The cameras were turned on in mid-January. Recorded footage will be stored electronically, and may be shared with investigators.
Frankston Council acting CEO Kim Jaensch said that protections had been put in place to prevent the footage from being accessed. “All footage recorded by a body worn camera will be downloaded and stored in a secure electronic location with strict controls, restricted access and protection from unauthorised viewing, copying, alteration, and disclosure. The footage will only be retained for a short period, unless needed as evidence or for another purpose,” she said.
“Recorded data may be provided to a third party on the condition that the third party has an official role in investigating and/or prosecuting the incident or as authorised by privacy law.”
Jaensch says the cameras will “enhance safety and transparency in our community”.
“The cameras will be exclusively used by authorised personnel, such as law enforcement officers, to record interactions between authorised officers and the public, ensuring privacy rights are respected.
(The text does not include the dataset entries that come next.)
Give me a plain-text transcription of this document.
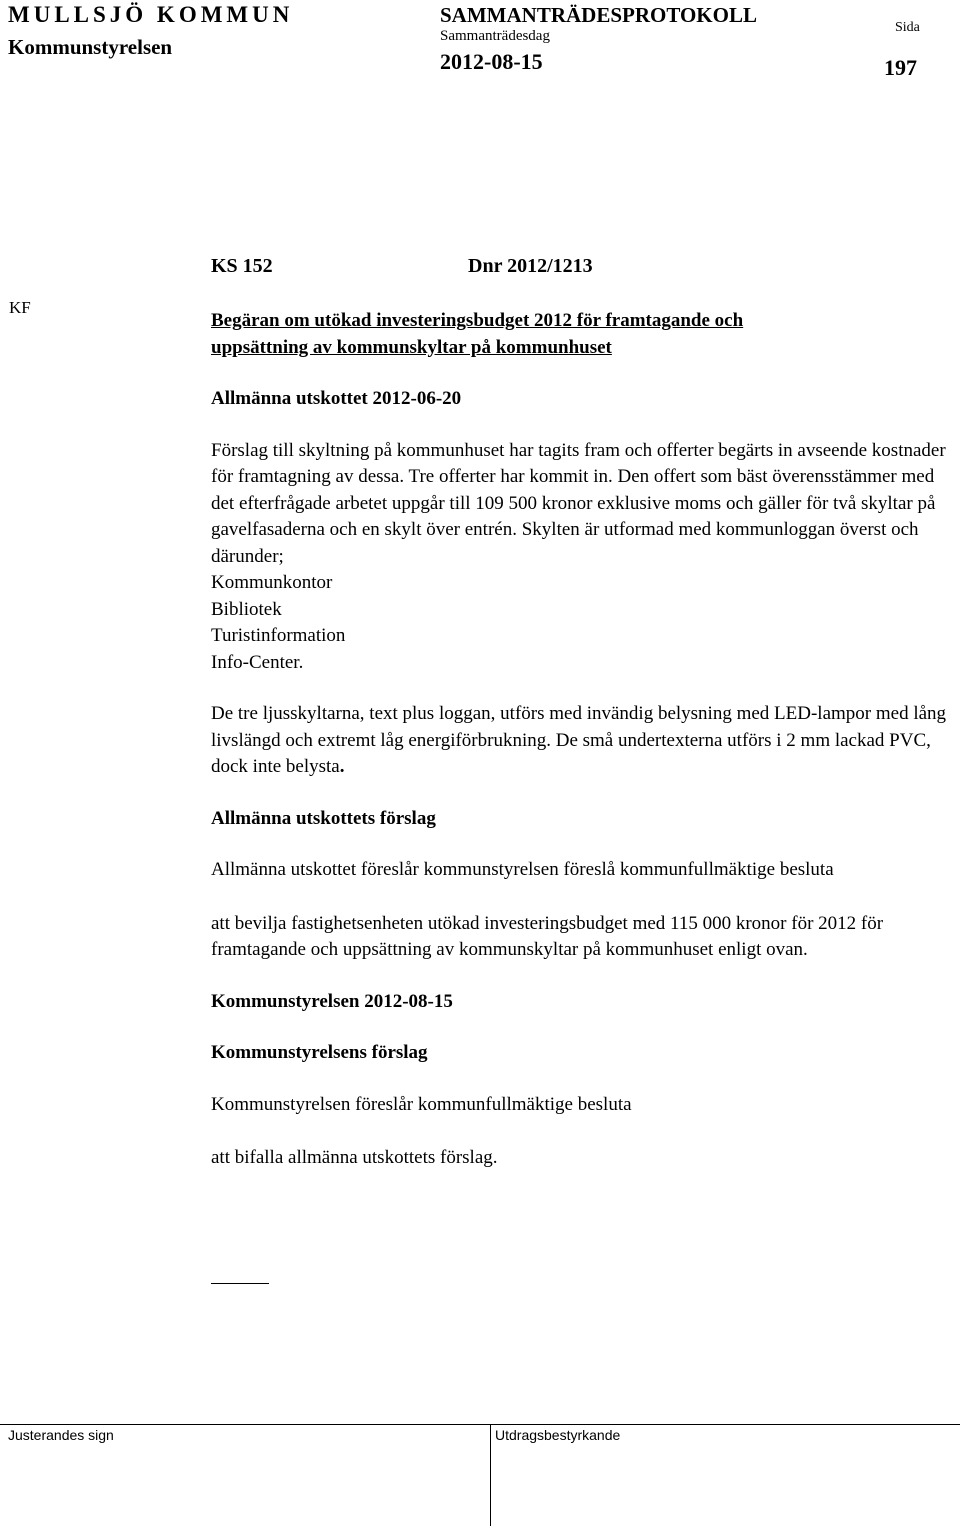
MULLSJÖ KOMMUN
Kommunstyrelsen
SAMMANTRÄDESPROTOKOLL
Sammanträdesdag
2012-08-15
Sida
197
KF
KS 152	Dnr 2012/1213

Begäran om utökad investeringsbudget 2012 för framtagande och

uppsättning av kommunskyltar på kommunhuset

Allmänna utskottet 2012-06-20

Förslag till skyltning på kommunhuset har tagits fram och offerter begärts in avseende kostnader för framtagning av dessa. Tre offerter har kommit in. Den offert som bäst överensstämmer med det efterfrågade arbetet uppgår till 109 500 kronor exklusive moms och gäller för två skyltar på gavelfasaderna och en skylt över entrén. Skylten är utformad med kommunloggan överst och därunder;

Kommunkontor

Bibliotek

Turistinformation

Info-Center.

De tre ljusskyltarna, text plus loggan, utförs med invändig belysning med LED-lampor med lång livslängd och extremt låg energiförbrukning. De små undertexterna utförs i 2 mm lackad PVC, dock inte belysta.

Allmänna utskottets förslag

Allmänna utskottet föreslår kommunstyrelsen föreslå kommunfullmäktige besluta

att bevilja fastighetsenheten utökad investeringsbudget med 115 000 kronor för 2012 för framtagande och uppsättning av kommunskyltar på kommunhuset enligt ovan.

Kommunstyrelsen 2012-08-15

Kommunstyrelsens förslag

Kommunstyrelsen föreslår kommunfullmäktige besluta

att bifalla allmänna utskottets förslag.

Justerandes sign	Utdragsbestyrkande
The technology will be used in a range of scenarios, including public events, routine patrols, in emergency situations, investigating complaints against officers, training, and when de-escalating volatile situations,” she said. “The presence of BWCs can act as a deterrent against offenses and anti-social behaviour, adding an additional layer of protection and facilitating de-escalation. The technology can also provide objective evidence for legal proceedings, improving the efficiency and effectiveness of enforcement processes.”
Frankston Council has confirmed the cost of the project will be included on the contract register online within its transparency hub.